Photo from Wikimedia commons by Alvesgaspar


Over the long weekend, an 80 year old from  Rayhnam, MA  died of Eastern Equine Encephalitis. It’s a pretty severe virus spread from birds to mosquitoes to humans.

I don’t know about you, but I’m always covered with bug bites during the summer. The thought that one nibble from a mosquito could give me a virus with 33% mortality rate and significant brain damage is a little scary.

The ways to prevent getting EEE are pretty obvious- use bug spray, wear long sleeves, and avoid staying out at dark when the mosquitoes are buzzing around.  But before you start panicking, EEE is rare in Rhode Island.  I was stunned by this chart from the Centers for Control and Prevention, mapping the number of EEE disease cases between 1964-2010.

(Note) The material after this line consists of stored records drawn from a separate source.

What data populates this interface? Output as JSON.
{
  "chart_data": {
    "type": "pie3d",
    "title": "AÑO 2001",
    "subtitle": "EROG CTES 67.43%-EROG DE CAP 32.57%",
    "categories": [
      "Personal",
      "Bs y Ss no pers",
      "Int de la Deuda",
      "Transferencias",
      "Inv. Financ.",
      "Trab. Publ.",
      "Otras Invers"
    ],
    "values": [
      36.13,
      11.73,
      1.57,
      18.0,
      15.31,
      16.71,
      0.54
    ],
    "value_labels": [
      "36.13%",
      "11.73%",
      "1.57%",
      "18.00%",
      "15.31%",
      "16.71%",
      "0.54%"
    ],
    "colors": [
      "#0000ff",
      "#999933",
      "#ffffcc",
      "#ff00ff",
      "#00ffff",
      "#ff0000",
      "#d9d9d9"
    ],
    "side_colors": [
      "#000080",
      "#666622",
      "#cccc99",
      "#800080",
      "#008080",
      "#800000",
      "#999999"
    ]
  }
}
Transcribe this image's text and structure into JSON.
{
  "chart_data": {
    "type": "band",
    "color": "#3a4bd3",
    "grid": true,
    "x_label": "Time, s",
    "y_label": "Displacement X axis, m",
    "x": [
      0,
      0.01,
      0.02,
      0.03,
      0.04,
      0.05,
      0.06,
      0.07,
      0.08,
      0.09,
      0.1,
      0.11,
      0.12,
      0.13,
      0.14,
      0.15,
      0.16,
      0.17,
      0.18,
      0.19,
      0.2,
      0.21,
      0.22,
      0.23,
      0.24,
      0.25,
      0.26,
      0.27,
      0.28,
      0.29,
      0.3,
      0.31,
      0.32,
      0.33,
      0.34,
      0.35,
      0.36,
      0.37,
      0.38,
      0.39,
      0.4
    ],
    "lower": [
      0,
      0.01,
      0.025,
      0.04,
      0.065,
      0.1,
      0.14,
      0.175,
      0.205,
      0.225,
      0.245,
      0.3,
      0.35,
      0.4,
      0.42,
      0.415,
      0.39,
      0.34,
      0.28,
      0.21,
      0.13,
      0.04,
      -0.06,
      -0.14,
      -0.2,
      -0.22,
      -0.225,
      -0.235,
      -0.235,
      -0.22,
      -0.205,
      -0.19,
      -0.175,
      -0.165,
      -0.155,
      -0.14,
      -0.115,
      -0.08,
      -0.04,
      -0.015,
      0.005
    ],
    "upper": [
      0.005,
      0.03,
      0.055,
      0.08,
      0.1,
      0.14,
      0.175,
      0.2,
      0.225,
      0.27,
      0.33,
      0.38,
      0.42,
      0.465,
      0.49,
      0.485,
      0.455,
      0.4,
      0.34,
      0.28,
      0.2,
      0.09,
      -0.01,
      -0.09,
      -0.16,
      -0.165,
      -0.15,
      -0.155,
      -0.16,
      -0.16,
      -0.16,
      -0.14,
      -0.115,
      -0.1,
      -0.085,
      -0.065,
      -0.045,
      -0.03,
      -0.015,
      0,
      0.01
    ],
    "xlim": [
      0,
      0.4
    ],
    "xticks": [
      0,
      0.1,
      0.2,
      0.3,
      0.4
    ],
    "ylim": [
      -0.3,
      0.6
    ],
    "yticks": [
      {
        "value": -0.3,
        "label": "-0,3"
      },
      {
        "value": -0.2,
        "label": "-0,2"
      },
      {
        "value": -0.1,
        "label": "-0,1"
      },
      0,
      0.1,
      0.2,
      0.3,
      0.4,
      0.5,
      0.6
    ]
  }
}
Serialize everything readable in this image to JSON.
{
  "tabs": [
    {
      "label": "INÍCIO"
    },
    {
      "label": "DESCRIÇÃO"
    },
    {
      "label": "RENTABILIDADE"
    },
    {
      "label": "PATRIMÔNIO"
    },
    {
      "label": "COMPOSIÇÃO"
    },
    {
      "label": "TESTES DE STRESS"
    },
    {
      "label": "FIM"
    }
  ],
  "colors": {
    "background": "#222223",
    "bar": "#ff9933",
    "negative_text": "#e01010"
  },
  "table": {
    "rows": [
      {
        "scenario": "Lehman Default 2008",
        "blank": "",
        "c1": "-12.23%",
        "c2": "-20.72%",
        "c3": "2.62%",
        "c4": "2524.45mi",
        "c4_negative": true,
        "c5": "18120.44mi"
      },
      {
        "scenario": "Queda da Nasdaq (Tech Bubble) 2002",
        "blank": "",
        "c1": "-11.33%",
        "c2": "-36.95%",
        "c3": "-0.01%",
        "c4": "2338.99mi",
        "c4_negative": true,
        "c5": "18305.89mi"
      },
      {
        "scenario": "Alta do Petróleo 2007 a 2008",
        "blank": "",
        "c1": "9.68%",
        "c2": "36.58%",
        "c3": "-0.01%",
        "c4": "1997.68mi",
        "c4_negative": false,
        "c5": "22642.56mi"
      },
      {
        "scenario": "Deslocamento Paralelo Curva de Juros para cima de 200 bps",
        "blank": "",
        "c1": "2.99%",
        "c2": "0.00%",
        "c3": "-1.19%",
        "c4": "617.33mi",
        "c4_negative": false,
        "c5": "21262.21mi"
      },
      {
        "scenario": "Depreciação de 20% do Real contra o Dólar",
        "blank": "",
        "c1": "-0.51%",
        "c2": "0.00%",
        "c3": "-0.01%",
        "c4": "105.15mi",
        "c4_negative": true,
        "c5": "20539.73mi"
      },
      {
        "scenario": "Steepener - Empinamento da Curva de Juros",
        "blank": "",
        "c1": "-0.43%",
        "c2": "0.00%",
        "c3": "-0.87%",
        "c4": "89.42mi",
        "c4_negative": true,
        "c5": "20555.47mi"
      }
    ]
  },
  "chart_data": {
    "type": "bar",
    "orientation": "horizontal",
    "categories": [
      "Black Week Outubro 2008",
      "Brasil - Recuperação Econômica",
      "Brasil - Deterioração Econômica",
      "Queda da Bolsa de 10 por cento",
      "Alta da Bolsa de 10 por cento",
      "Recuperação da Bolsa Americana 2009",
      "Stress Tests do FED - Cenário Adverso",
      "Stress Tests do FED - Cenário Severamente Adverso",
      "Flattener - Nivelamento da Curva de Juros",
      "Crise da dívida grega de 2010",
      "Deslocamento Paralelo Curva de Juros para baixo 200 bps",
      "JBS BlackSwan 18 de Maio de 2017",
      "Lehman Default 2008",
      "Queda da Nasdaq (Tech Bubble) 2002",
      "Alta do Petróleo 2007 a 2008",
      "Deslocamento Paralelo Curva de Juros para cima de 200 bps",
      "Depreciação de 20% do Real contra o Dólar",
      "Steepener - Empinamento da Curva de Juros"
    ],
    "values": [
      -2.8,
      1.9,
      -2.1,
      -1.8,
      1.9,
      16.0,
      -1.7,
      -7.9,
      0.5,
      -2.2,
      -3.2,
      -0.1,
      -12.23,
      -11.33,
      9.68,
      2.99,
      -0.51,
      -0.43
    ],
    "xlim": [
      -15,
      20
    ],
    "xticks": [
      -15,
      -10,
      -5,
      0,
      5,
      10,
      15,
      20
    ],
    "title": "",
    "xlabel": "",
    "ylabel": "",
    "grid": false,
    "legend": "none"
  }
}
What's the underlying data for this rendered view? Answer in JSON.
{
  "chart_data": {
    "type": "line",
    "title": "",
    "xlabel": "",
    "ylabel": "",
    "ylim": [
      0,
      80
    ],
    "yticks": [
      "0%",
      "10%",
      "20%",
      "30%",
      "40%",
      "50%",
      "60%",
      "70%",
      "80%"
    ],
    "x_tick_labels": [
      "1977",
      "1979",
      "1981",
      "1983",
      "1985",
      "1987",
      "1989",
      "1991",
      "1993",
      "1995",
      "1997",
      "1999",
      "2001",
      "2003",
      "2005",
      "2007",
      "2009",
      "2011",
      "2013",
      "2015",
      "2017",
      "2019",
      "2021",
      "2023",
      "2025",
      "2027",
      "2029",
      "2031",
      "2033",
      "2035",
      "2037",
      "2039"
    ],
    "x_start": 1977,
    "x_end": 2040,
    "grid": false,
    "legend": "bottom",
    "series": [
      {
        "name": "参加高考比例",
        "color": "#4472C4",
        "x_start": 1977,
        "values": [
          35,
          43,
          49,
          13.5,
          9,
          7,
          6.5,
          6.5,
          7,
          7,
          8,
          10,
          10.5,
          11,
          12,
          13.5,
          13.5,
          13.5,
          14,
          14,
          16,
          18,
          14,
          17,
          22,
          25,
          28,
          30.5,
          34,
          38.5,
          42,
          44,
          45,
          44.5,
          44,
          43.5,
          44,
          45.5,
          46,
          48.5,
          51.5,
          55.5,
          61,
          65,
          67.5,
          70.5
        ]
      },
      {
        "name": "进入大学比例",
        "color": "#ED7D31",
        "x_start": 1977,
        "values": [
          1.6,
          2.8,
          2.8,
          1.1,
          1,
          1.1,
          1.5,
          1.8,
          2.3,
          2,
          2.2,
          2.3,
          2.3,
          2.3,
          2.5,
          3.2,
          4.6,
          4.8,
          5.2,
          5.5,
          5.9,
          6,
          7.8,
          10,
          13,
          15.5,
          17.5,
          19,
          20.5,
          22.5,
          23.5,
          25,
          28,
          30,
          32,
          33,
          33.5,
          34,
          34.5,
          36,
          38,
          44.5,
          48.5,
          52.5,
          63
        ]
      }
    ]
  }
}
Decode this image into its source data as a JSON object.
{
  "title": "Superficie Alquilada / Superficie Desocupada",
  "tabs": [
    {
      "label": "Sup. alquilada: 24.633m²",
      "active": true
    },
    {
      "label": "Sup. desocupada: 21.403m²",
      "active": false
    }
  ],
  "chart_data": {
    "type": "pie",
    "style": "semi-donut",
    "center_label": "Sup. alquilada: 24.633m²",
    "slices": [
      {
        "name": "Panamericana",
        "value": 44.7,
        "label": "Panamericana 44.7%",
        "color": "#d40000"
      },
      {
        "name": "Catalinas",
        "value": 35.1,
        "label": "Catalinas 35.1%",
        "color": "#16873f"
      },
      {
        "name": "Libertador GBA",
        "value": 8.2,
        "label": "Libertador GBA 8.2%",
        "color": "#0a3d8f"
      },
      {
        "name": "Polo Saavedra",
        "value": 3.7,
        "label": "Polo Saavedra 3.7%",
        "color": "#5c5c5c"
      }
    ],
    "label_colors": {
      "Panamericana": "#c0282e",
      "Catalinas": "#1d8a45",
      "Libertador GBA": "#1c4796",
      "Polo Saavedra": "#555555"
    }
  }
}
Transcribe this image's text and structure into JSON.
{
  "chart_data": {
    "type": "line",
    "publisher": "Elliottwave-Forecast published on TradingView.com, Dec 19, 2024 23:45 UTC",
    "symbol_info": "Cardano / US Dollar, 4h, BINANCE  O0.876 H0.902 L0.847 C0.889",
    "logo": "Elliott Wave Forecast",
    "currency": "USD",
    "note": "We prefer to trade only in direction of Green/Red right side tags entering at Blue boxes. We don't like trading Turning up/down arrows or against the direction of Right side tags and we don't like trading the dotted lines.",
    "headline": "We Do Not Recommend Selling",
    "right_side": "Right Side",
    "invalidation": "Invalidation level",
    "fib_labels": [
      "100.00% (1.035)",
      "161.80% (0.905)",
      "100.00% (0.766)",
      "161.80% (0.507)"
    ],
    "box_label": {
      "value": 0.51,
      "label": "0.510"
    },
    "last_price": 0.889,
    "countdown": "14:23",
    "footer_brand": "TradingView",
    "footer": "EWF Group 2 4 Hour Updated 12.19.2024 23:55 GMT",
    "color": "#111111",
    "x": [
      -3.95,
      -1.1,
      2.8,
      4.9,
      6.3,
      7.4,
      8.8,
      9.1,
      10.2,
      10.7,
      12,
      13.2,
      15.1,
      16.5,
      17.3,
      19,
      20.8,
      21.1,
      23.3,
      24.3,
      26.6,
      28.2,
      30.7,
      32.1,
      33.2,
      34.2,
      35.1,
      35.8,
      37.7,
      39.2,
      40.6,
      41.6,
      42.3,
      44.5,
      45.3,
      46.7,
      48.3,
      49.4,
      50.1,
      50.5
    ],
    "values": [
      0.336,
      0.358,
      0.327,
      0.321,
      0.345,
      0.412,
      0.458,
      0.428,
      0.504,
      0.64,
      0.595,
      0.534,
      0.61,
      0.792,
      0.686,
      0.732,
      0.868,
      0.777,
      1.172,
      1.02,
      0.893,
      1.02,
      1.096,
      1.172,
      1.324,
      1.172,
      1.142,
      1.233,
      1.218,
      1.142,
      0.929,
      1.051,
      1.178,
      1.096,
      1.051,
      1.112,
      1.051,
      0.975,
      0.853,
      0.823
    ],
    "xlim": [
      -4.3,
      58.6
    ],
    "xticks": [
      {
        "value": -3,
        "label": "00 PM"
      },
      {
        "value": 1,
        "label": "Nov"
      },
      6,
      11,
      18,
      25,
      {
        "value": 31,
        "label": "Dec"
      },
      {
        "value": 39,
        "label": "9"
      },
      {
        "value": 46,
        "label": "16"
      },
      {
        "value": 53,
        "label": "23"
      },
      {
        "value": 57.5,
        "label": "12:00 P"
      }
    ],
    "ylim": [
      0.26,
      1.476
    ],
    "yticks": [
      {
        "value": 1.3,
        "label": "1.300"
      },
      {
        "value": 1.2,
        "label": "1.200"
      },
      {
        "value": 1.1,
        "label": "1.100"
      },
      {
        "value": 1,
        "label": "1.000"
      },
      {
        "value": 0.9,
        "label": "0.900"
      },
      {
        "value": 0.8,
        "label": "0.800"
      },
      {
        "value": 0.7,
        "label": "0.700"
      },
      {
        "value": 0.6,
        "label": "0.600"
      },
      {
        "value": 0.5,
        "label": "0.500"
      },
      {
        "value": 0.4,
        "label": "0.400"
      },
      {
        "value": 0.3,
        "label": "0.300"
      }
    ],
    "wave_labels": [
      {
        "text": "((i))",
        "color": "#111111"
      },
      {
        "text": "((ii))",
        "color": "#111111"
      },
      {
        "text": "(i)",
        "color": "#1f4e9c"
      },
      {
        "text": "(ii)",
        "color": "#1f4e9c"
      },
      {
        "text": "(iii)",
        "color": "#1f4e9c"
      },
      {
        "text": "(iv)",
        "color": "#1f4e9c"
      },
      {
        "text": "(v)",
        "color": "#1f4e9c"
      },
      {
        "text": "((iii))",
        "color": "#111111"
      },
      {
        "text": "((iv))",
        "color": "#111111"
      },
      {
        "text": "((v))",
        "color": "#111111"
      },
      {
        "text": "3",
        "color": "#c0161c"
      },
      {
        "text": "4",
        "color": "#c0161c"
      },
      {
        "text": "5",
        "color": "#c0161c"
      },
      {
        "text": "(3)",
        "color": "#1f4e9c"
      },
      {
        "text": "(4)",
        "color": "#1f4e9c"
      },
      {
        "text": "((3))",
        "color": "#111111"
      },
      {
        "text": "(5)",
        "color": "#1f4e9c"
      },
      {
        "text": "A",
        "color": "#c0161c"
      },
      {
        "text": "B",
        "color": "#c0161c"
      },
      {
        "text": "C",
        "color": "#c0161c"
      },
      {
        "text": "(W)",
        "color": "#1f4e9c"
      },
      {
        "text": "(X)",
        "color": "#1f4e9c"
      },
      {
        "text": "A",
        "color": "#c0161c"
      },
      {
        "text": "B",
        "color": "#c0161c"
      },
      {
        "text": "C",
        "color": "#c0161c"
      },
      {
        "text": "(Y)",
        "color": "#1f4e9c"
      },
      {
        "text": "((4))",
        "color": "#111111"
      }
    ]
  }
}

Notice Little Rhody- only six reports of the disease since 1964 (there have been no reports in the Ocean State this year.) So, the likelihood you’ll be number seven is pretty unlikely. Yet, it does look like the cases of EEE are gradually increasing over the years. Check out this chart from the CDC-

The numbers fall up and down, but it’s been nearly 30 years since the nation registered no incidents of EEE. It’s possible the country has gotten better at monitoring and diagnosing the virus, but the recent trend is floating upwards.

So,  no need to panic, but be careful around mosquitoes just in case.